Sharp Estimates for some Integral-Geometric Quantities Related To Transversality, Curvature And Visibility
Silouanos Brazitikos, Dimitris-Marios Liakopoulos
TL;DR
This work refines integral-geometric bounds for the transverse interaction of vector fields on generalized $d$-hypersurfaces by introducing an angular deficit factor $\rho(x)$, yielding angle-sensitive refinements of Finner-type inequalities for $Q_j^p$. It generalises mixed-volume Bézout-type inequalities to zonoids, derives sharp diagonal-case maximizers depending on $p$, and provides sharp bounds for visibility via projection bodies, Loomis–Whitney, Santaló-type and Brascamp–Lieb inequalities in Lewis position. The results establish precise extremisers and constants across all $p\ge1$ and connect transversality, visibility, and affine-invariant geometry in a unified framework.

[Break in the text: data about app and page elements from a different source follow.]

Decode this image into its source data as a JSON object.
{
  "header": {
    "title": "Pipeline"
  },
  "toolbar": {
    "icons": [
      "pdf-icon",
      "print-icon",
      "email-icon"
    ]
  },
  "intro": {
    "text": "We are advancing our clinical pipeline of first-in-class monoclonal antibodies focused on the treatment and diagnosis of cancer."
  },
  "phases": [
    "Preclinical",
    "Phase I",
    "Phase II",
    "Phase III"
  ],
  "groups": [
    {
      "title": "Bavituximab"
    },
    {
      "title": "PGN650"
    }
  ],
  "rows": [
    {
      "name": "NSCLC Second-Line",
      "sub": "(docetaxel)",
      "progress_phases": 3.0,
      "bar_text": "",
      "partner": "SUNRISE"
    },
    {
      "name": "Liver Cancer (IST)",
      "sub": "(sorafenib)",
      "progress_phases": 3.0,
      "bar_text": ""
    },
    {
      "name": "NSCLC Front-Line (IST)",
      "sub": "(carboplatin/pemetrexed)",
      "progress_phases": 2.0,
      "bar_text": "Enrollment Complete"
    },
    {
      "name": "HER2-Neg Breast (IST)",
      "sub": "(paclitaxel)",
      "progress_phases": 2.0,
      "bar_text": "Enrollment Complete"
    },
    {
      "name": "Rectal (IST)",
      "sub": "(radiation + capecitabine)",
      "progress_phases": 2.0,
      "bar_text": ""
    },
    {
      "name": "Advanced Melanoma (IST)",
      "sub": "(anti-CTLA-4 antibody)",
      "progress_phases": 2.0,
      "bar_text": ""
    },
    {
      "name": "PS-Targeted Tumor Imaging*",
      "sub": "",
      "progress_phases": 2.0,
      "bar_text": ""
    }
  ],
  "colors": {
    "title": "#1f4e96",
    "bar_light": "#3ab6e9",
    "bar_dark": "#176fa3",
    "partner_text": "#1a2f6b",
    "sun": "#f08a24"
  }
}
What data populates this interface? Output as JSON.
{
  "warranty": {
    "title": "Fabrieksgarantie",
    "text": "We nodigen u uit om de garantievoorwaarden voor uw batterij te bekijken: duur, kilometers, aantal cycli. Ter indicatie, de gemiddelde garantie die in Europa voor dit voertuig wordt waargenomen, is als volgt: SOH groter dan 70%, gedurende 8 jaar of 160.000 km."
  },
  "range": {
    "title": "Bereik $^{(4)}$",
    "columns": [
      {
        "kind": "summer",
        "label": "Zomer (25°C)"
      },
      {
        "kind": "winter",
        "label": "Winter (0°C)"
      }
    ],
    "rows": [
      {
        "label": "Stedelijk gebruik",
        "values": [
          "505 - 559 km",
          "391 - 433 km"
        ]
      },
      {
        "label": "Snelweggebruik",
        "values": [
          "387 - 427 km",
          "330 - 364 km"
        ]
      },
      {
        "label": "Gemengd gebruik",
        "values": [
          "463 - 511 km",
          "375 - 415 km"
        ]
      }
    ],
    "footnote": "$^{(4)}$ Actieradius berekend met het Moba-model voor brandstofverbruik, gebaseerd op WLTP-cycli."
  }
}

These contributions have implications for multilinear Kakeya problems and affine-invariant measures on surfaces, with a robust toolkit of local-to-global bounds and isotropic-position arguments. Overall, the paper advances quantitative control of geometric interaction quantities through new angular refinements and comprehensive variational analyses.
Abstract
We investigate integral-geometric quantities arising from harmonic analysis which measure visibility and transversality. Motivated by their applications in multilinear Kakeya problems and affine-invariant measures on surfaces, we derive exact lower and upper bounds employing geometric and functional inequalities of convex geometry.